Cette catastrophe historique va marquer profondément la société, car parmi les victimes, figurent de nombreuses femmes de la haute société et de la noblesse dont la Duchesse d’Alençon, Sophie-Charlotte de Bavière, sœur de Sissi impératrice.

Une série télévisée s’est inspirée récemment de cet événement dramatique qui marqua le tout Paris par la violence des faits et l’identité des victimes.

Prémices de l’identification des victimes de catastrophe et de l’identification odontologique

Sur initiative du consul du Paraguay, les corps les plus abîmés par le feu, seront identifiés par leur schéma dentaire. Cela va permettre de reconnaître formellement plus de 30 personnes.

Ce sera le coup d’envoi en France, d’une technique primordiale et devenue indispensable dans les protocoles scientifiques actuels : l’odontologie medico-judiciaire

Retrouvez notre dossier spécial en 3 parties : avant le drame, le drame, après le drame. 
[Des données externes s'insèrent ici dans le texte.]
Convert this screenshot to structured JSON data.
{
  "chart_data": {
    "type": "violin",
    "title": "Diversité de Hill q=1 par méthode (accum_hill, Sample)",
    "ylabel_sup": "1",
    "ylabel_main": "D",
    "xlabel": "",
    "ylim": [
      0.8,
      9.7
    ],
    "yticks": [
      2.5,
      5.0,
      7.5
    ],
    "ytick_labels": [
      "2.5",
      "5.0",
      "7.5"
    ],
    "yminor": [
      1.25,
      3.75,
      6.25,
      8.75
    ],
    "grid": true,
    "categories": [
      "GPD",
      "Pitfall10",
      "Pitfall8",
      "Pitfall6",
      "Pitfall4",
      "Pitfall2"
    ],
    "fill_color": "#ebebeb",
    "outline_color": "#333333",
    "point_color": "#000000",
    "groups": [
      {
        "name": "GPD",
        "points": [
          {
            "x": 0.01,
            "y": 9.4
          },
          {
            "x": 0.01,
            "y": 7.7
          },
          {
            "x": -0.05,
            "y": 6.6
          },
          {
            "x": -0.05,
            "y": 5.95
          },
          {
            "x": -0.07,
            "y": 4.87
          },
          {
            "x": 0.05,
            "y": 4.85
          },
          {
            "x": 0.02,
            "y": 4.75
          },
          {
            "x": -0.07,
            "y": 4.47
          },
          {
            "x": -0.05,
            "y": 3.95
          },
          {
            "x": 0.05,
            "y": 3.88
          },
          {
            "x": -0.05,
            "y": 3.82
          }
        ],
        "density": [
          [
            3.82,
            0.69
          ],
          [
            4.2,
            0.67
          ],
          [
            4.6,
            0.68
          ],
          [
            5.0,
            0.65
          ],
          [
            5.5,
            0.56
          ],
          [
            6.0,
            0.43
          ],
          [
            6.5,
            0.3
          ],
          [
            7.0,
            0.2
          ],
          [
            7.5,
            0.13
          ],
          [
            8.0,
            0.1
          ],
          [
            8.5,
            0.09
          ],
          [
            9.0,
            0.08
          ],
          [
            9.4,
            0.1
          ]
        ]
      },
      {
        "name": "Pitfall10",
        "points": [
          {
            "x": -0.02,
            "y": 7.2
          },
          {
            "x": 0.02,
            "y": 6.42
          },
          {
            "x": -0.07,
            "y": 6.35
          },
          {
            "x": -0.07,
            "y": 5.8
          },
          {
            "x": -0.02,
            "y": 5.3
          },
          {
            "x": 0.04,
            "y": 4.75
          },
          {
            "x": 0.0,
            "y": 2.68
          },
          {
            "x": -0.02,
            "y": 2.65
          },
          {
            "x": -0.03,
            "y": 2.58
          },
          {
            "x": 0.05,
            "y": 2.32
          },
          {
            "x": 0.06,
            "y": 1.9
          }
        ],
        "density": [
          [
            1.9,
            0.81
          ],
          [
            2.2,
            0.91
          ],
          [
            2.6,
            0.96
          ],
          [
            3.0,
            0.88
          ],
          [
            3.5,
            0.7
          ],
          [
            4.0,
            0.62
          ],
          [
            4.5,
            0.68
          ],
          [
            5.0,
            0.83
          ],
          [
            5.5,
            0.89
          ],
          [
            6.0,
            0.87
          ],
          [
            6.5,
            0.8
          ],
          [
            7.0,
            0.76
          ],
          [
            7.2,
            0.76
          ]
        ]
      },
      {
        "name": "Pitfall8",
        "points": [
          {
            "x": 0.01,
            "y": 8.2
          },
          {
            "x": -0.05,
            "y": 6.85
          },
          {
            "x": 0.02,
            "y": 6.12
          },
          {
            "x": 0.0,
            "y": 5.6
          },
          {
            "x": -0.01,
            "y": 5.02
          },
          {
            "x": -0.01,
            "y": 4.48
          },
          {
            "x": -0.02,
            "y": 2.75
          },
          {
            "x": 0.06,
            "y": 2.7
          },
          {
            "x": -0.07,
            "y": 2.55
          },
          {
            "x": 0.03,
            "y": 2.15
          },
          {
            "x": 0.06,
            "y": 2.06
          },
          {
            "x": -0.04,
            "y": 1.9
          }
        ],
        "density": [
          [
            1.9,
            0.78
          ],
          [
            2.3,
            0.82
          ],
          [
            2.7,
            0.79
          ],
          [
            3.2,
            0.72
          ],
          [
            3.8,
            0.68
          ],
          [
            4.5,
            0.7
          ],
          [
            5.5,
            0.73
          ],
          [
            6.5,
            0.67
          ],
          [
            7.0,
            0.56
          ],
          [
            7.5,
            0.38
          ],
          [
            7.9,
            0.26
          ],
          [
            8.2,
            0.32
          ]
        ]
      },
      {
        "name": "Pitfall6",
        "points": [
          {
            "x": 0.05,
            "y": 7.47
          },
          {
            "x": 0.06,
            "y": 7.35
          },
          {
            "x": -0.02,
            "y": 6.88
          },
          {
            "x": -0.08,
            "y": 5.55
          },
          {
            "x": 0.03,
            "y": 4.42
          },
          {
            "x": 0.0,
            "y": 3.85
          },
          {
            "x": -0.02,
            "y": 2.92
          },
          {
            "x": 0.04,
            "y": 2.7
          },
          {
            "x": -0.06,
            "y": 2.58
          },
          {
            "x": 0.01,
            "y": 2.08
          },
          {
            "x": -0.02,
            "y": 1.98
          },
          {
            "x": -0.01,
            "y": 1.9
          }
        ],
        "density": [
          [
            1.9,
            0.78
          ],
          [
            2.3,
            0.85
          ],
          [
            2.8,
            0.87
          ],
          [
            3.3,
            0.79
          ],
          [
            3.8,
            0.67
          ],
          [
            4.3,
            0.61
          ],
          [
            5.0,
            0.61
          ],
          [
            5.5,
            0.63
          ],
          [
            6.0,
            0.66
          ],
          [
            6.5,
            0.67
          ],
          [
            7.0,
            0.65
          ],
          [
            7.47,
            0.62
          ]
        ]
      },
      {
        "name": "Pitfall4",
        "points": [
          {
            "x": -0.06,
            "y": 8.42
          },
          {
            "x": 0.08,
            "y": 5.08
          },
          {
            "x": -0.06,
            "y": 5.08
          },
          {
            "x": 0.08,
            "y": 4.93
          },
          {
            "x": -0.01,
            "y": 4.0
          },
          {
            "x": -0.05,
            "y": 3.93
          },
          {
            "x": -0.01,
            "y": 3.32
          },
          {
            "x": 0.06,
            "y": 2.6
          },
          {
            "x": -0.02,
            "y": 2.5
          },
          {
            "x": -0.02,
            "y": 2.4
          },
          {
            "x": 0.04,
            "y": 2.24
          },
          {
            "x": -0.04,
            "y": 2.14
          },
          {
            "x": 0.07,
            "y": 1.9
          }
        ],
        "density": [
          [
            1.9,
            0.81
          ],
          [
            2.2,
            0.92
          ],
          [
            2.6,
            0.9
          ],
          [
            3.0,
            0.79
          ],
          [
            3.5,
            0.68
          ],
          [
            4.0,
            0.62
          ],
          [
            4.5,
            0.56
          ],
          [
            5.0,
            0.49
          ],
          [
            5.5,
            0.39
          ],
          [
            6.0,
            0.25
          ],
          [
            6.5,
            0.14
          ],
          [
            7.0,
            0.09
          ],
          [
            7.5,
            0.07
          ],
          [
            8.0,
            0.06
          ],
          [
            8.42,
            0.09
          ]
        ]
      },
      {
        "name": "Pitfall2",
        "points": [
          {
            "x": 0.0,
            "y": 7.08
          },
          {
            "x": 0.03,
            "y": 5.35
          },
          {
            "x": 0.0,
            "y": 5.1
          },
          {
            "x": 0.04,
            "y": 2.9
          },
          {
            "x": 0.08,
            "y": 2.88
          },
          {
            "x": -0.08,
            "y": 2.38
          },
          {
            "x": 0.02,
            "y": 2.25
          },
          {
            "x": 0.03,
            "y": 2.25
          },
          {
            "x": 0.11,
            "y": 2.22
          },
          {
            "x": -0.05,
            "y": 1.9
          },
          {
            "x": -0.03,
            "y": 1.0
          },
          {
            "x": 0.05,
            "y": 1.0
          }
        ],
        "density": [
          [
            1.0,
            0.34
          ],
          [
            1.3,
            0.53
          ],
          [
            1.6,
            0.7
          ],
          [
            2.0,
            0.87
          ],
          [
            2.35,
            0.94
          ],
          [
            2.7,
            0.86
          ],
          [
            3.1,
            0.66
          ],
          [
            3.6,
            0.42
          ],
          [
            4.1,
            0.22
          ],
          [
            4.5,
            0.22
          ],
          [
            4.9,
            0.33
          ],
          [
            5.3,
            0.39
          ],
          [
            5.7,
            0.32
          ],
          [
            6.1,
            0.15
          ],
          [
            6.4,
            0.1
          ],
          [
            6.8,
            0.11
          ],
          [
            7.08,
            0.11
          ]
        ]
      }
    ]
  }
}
L’évènement du bazar de la charité 

Le 04 mai 1897, au 23 rue Goujon dans le 08ème arrondissement de Paris, le temps est agréable et propice à la flânerie. La foule continue à se presser dans un grand bâtiment en bois, érigé pour abriter le bazar de la charité. C’est la troisième journée de vente et de dons pour cette institution incontournable dans le paysage parisien de l’époque, l’ancêtre de la sécurité sociale.

Un événement bien rodé qui se déroule depuis treize ans déjà. Une œuvre de bienfaisance qui réunit des centaines d’œuvres de charité au profit des plus nécessiteux, le tout sous la présidence du baron Mackau et de M. Henri Blount le fondateur.

Pour abriter cette édition, le choix des organisateurs se porte cette année, de 1893, sur une construction temporaire tout en bois dont l’aménagement intérieur est la reconstitution d’une rue du Moyen-âge (décor emprunté à un théâtre), pour surprendre les visiteurs et ravir les participants. Les stands sont installés dans les échoppes disposées en comptoirs tenus par des dames patronnesses toutes dévouées à vendre des dons reçus, procurant ainsi des fonds importants pour plusieurs établissements charitables.  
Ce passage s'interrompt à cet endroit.